For whatever stupid and inexplicable reason, I considered his proposition. He was right, wasn't he? I know for a fact that I don't love him. What harm could one date do? And when I still don't love him by the end of the night, I'll never have to see him ever again. I could get use to that. I smiled at him.

"Fine, you have a deal. One date and then you can disappear from the earth's surface for all I care."

"We'll see about that, babe." he said, reaching out to caress my face. He bit his lip and stepped closer, invading my personal space.

"RJ, back the fuck up." I said, inhaling his cologne. I closed my eyes, temporarily savoring it.

OH SHIT.

That feeling.... that feeling was there.

His lips brushed against my cheek and rested on my ear.
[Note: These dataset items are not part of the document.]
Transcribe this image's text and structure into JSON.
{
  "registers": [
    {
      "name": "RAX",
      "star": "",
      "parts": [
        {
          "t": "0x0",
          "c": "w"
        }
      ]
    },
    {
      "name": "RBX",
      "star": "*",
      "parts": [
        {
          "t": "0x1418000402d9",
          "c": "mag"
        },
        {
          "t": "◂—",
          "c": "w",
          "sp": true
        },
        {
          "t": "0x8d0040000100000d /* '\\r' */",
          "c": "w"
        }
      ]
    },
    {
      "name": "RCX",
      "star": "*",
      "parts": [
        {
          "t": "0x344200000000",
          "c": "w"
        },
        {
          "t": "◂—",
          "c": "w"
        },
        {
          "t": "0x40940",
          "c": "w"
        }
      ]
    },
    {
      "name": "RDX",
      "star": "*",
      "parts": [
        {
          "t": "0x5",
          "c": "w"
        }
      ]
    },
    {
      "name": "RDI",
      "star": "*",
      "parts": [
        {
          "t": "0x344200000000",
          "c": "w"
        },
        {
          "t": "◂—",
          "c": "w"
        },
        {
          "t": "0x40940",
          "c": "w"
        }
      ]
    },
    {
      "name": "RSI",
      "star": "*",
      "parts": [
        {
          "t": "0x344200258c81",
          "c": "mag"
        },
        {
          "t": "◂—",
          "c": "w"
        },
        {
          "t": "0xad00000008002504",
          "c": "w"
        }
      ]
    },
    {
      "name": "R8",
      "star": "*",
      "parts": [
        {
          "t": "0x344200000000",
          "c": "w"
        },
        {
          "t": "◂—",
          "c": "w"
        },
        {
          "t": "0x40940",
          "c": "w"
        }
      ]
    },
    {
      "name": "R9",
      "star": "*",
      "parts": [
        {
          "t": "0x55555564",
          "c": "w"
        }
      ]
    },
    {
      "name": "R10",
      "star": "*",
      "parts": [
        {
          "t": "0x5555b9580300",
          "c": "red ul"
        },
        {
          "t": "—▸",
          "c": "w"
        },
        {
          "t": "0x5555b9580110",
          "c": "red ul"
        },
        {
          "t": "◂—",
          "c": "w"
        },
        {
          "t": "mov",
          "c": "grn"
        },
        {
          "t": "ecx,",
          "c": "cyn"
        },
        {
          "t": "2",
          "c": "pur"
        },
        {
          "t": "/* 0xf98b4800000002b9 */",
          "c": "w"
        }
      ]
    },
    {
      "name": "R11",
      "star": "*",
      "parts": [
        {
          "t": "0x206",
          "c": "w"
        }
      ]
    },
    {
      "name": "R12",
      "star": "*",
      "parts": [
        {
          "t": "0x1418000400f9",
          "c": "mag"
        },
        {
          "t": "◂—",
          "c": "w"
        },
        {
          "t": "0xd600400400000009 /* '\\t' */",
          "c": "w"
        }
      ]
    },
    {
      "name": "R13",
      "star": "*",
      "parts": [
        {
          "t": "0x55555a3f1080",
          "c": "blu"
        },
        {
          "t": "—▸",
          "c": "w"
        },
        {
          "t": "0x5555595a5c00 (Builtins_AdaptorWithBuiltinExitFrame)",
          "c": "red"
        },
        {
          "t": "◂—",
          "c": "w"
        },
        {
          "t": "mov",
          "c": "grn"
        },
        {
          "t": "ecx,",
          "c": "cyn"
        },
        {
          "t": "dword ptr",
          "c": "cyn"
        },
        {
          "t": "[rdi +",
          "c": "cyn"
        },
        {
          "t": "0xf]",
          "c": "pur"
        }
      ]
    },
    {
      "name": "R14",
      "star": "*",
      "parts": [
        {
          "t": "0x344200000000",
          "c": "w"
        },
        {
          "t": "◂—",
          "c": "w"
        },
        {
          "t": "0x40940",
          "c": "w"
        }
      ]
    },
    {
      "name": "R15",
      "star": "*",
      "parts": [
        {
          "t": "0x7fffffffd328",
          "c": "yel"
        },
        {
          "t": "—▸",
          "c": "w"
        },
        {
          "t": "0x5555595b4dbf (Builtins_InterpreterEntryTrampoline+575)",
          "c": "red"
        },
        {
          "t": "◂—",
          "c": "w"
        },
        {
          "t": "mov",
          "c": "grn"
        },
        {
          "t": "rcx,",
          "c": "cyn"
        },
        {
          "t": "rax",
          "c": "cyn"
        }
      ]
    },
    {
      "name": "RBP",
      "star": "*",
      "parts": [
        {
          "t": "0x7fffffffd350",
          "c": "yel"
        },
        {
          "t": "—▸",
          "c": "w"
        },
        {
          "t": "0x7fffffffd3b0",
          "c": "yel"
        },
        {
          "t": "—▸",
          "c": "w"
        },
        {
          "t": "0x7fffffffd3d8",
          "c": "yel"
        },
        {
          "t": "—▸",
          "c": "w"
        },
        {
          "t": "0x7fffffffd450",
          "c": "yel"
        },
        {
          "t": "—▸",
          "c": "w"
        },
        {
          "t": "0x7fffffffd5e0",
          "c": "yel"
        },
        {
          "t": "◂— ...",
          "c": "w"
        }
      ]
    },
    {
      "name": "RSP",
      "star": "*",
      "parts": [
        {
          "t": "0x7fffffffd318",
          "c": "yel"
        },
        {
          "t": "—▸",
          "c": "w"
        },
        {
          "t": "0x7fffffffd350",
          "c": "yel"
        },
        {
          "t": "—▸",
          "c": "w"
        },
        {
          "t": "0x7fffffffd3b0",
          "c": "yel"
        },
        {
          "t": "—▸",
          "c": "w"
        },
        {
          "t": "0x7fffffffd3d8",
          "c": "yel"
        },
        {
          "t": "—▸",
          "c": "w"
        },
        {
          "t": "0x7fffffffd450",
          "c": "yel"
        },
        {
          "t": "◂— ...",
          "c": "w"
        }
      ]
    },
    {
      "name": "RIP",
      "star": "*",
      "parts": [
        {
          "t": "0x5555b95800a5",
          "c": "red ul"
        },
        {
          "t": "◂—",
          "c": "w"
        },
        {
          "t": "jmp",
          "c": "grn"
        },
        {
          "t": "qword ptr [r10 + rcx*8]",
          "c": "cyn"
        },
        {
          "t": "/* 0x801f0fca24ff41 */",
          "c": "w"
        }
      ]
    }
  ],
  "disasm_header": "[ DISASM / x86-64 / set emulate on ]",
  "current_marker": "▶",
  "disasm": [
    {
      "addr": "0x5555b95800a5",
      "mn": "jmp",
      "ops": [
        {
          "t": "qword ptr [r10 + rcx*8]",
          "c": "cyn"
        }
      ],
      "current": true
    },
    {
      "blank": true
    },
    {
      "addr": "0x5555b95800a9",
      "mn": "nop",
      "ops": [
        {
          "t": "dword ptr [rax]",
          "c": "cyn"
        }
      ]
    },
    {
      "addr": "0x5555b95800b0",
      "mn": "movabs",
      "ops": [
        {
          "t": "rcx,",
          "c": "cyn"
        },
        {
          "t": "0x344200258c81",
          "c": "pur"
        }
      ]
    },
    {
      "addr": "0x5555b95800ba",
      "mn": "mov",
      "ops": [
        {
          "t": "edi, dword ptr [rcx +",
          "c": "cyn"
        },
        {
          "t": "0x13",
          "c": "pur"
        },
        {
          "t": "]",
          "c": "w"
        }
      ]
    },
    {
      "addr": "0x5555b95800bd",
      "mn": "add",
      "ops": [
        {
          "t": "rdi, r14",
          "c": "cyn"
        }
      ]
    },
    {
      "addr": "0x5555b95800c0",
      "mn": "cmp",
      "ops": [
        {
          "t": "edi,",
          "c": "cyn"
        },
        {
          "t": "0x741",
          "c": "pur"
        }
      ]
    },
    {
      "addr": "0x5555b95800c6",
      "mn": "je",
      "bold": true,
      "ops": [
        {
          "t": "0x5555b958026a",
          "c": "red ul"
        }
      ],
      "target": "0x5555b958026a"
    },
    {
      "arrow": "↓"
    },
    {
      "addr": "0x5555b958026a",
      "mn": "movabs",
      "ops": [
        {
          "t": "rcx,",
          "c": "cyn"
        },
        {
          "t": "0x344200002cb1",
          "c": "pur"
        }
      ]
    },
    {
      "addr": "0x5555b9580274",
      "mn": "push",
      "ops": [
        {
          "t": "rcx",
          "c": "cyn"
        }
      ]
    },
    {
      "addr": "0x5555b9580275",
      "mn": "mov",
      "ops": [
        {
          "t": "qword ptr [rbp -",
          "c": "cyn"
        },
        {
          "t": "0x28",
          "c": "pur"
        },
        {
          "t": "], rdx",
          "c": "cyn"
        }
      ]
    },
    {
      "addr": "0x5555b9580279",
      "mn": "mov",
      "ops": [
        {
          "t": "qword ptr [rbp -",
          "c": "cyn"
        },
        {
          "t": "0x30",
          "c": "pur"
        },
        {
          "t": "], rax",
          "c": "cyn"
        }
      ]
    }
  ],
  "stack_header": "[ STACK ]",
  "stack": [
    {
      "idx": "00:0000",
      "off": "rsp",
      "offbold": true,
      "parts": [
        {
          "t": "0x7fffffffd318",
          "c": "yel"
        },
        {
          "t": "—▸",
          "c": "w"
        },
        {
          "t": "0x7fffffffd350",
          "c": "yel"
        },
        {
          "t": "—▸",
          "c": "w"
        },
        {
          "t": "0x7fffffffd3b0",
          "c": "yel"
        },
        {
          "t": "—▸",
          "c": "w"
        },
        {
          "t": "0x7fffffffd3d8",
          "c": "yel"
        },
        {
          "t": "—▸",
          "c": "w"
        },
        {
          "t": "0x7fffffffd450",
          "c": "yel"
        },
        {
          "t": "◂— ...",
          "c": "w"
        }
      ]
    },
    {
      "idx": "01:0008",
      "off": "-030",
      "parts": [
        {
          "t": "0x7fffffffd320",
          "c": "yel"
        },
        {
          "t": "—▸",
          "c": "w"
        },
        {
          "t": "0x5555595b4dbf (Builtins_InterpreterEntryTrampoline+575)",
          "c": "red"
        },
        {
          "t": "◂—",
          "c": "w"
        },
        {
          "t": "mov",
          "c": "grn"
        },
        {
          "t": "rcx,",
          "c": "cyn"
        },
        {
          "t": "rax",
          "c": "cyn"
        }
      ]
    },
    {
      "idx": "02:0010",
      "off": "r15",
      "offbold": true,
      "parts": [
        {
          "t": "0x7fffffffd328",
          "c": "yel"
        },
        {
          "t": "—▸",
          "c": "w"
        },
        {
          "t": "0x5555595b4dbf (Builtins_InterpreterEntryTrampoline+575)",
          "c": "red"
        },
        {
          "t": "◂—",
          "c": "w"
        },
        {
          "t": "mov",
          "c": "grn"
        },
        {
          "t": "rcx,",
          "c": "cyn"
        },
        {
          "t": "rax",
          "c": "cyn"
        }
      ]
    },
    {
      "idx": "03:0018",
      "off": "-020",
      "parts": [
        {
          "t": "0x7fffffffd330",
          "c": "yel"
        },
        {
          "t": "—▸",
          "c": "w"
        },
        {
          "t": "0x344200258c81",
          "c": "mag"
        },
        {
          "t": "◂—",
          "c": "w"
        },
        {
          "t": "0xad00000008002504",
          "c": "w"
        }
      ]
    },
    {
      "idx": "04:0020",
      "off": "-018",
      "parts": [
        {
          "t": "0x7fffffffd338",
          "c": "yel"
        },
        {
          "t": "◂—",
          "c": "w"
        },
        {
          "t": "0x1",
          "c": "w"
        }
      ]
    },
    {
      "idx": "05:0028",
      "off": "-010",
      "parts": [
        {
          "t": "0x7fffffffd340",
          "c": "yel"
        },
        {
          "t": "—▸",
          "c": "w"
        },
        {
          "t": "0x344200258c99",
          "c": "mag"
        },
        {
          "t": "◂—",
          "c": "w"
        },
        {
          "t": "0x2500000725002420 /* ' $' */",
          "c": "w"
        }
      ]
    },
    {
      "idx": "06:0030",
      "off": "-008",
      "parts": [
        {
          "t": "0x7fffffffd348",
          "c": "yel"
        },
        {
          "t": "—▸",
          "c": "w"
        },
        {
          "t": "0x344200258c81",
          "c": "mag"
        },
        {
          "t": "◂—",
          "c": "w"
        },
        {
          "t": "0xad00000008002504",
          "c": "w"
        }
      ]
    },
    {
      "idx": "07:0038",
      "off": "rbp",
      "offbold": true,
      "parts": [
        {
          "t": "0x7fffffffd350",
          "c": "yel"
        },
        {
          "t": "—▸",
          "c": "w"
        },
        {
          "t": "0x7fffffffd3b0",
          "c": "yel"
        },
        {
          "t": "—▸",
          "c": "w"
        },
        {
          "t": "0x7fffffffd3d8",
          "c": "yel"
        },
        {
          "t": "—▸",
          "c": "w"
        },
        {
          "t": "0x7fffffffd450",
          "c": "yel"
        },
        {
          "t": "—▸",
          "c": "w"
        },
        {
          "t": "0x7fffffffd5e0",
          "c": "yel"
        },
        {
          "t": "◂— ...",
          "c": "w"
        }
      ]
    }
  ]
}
"Kyra....you know how I do shit. I'm comin for you and I'm comin hard. By the time I'm done with you... Sire will be a distant memory. If I could steal you from one nigga, I can steal you from two." he said before his warm tongue slid down my neck and across my collarbone. I bit my lip to keep from giving him the satisfaction of knowing his effect on me. I still wasn't sure myself as to how he could still do this shit. I thought I was over him and his little teases.

He backed away and turned swiftly, leaving me standing there. FUCK ! I just got myself into some deep shit...

I gulped down the rest of my drink and hissed as it burned my throat.